The price of construction materials such as steel and concrete has dropped, and with fewer projects under construction, builders have a larger pool of workers to draw from.

DayStar, the region’s most prolific condo developer, is nearing completion on the first phase of its Diamante de Sol project, two massive beachfront condo towers: one eight stories, one 10 stories – that will total 156 units. Meanwhile, it continues construction on two more projects expected to be completed this year a 10-story tower called The Palms, and a 15-story tower called Breakwater Point.

Add to these, three completed, sold-out DayStar projects in town that total 114 condos, and another 110-condo tower expected to begin construction in 2010.

Pat Hundley, the owner of DayStar, says he estimates the company has invested $50 million in the region, and plans to more than double that going forward.

“We’re pretty fortunate right now,” he said. “I’ve never pulled a dime out of Costa Rica. I don’t fly in a personal jet; I fly coach. Everything we’ve done, we’ve reinvested.” Hundley said he’s seen a “substantial decrease in real estate investment,” as well as fewer buyers.

“There are more qualified buyers, but less of them,” he said.

Farther south along the Pacific coast, Aaron Dowd is continuing with a 450-acre project called CaboCaletasOcean and Golf Club, in Esterillos Oeste, which includes an $11 million golf course, a 150-to 200-room hotel, 130 homes and hundreds of condos.

The vision is to unfold over 12 to 15 years, he said, and he is currently in construction on the golf course and condominiums, both expected for 2010.

“We’ve had to time some things, for instance the buildings, but because of this, we’ve been able to get better pricing,” he said.

“Building costs drop 20 percent, and that’s a significant savings on construction, which we then have to reinvest into the project.”

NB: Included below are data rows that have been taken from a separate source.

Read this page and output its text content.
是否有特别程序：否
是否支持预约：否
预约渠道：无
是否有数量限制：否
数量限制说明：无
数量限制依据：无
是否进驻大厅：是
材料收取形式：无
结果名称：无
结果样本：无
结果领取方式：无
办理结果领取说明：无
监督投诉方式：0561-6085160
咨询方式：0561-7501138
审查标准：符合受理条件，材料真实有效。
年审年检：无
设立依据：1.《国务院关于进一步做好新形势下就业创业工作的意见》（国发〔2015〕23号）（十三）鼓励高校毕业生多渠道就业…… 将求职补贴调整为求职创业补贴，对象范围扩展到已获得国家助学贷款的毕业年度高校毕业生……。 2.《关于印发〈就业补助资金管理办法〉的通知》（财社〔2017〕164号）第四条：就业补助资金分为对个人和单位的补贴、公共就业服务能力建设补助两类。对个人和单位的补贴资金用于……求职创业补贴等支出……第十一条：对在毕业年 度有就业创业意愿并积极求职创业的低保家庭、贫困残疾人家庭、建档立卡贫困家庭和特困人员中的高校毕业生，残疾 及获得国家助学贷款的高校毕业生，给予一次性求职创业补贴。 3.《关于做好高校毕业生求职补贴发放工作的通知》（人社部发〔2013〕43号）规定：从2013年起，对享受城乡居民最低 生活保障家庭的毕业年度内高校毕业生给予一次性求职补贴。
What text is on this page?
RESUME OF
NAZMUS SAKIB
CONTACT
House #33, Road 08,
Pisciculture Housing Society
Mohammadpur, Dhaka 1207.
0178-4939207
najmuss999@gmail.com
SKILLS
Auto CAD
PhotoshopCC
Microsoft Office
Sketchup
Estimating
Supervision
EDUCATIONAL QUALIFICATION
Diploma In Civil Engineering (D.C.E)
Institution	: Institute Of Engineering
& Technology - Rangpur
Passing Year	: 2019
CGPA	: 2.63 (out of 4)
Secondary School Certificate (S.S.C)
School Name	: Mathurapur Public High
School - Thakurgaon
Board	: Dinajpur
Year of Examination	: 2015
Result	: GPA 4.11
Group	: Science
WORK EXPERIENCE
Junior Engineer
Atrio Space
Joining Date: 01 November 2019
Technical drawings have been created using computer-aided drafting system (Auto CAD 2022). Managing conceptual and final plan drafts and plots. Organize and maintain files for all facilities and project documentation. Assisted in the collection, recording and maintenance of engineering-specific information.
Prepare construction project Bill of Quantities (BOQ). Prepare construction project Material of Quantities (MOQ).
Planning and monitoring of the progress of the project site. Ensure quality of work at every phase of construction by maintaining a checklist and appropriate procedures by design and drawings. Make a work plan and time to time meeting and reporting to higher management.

Dowd believes that the economic crisis will turn around, and when it does, the Central Pacific will be back in business. Like nearly every real estate agent and developer consulted this week, Dowd cited the construction of the

Caldera Highway

, which is to go from southwest San José to just north of Jacó.

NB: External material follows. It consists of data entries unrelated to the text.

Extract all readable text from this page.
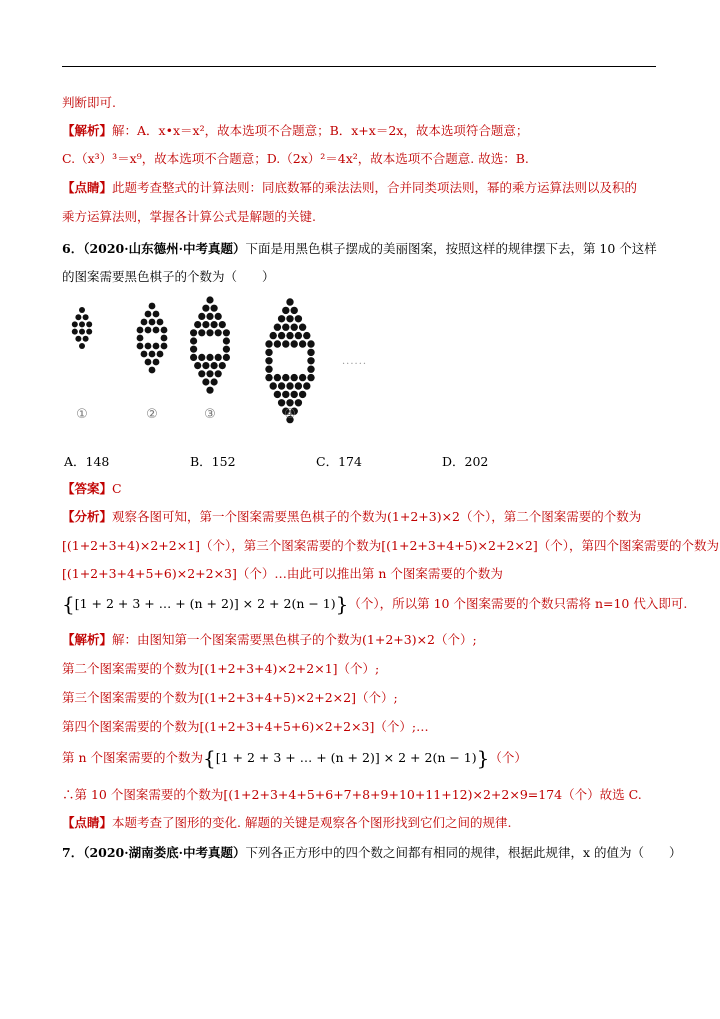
判断即可.
【解析】解：A．x•x＝x²，故本选项不合题意；B．x+x＝2x，故本选项符合题意；
C.（x³）³＝x⁹，故本选项不合题意；D.（2x）²＝4x²，故本选项不合题意. 故选：B.
【点睛】此题考查整式的计算法则：同底数幂的乘法法则，合并同类项法则，幂的乘方运算法则以及积的
乘方运算法则，掌握各计算公式是解题的关键.
6．（2020·山东德州·中考真题）下面是用黑色棋子摆成的美丽图案，按照这样的规律摆下去，第 10 个这样
的图案需要黑色棋子的个数为（　　）
①	②	③	④
······
A．148	B．152	C．174	D．202
【答案】C
【分析】观察各图可知，第一个图案需要黑色棋子的个数为(1+2+3)×2（个），第二个图案需要的个数为
[(1+2+3+4)×2+2×1]（个），第三个图案需要的个数为[(1+2+3+4+5)×2+2×2]（个），第四个图案需要的个数为
[(1+2+3+4+5+6)×2+2×3]（个）…由此可以推出第 n 个图案需要的个数为
{[1 + 2 + 3 + … + (n + 2)] × 2 + 2(n − 1)}（个），所以第 10 个图案需要的个数只需将 n=10 代入即可.
【解析】解：由图知第一个图案需要黑色棋子的个数为(1+2+3)×2（个）;
第二个图案需要的个数为[(1+2+3+4)×2+2×1]（个）;
第三个图案需要的个数为[(1+2+3+4+5)×2+2×2]（个）;
第四个图案需要的个数为[(1+2+3+4+5+6)×2+2×3]（个）;…
第 n 个图案需要的个数为{[1 + 2 + 3 + … + (n + 2)] × 2 + 2(n − 1)}（个）
∴第 10 个图案需要的个数为[(1+2+3+4+5+6+7+8+9+10+11+12)×2+2×9=174（个）故选 C.
【点睛】本题考查了图形的变化. 解题的关键是观察各个图形找到它们之间的规律.
7．（2020·湖南娄底·中考真题）下列各正方形中的四个数之间都有相同的规律，根据此规律，x 的值为（　　）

“Eighty percent of tourists coming to Costa Rica go through the JuanSantamaríaInternationalAirport (outside of San José),” he said. “They’re going to be at our gates within an hour, and that bodes extremely well.”

Low Inventory

Many are also forecasting an increase in property prices once the market does turn around. Prices on higher end condos and homes have yet to drop significantly, while the slowdown has decreased the number of units expected to come on the market in the coming years.

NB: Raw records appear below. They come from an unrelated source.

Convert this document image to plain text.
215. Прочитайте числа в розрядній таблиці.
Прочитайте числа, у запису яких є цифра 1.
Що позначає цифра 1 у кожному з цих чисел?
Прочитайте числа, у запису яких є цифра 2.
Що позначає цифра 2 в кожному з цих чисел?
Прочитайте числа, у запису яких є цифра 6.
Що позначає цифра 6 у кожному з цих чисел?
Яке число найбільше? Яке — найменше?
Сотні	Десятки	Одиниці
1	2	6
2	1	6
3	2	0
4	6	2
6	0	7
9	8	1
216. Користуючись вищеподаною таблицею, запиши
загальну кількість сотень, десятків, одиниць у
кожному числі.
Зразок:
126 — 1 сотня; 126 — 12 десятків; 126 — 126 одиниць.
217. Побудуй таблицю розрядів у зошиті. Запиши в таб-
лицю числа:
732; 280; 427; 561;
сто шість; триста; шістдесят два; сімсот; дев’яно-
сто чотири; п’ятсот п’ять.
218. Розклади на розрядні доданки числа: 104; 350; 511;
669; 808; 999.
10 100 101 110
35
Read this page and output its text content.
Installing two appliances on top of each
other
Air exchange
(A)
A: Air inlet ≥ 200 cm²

“There are not a lot of units for what Jacó is becoming,” said Head, from Coldwell Banker. “Prices are going to spike again like three years ago.”

According to Jeff Fisher, who runs C.R. Beach Investment Real Estate, developers are holding their prices steady, while desperate owners trying to resell properties are lowering their prices, although by less than 20 percent.

The reason prices aren’t lower, he says, is that, until recently, banks in Costa Rica did not lend to foreigners. As a result, U.S. citizens – the majority of foreign buyers – paid cash or received financing directly from the developer with a standard 30 percent down.

“There can’t be liquidations here because Mr. and Mrs. USA bought a condo for $300,000 and they’ve got 30 percent invested, and the rest is owner-financed,” he said. As a result, people are not walking away from their contracts or letting the bank foreclose.

“The advantage that Costa Rica real estate has is that people aren’t as highly leveraged,” said Tim Kopatich, a real estate agent and developer living in Jacó. “They have equity in it.”

But the resellers and the developers are still awaiting the return of buyers, who have slowed to a trickle.

Walker, standing above the Punta Bocana project – which, in addition to eight villas going for as much as $5 million and 56 luxury condos, plans for a 150-slip, inland marina, a 150-room hotel and a smaller 75-room boutique hotel – is confident. He has made two sales this year, each for more than $1 million.

“I have a very unique product, and there’s a group that will always have money for that,” he said.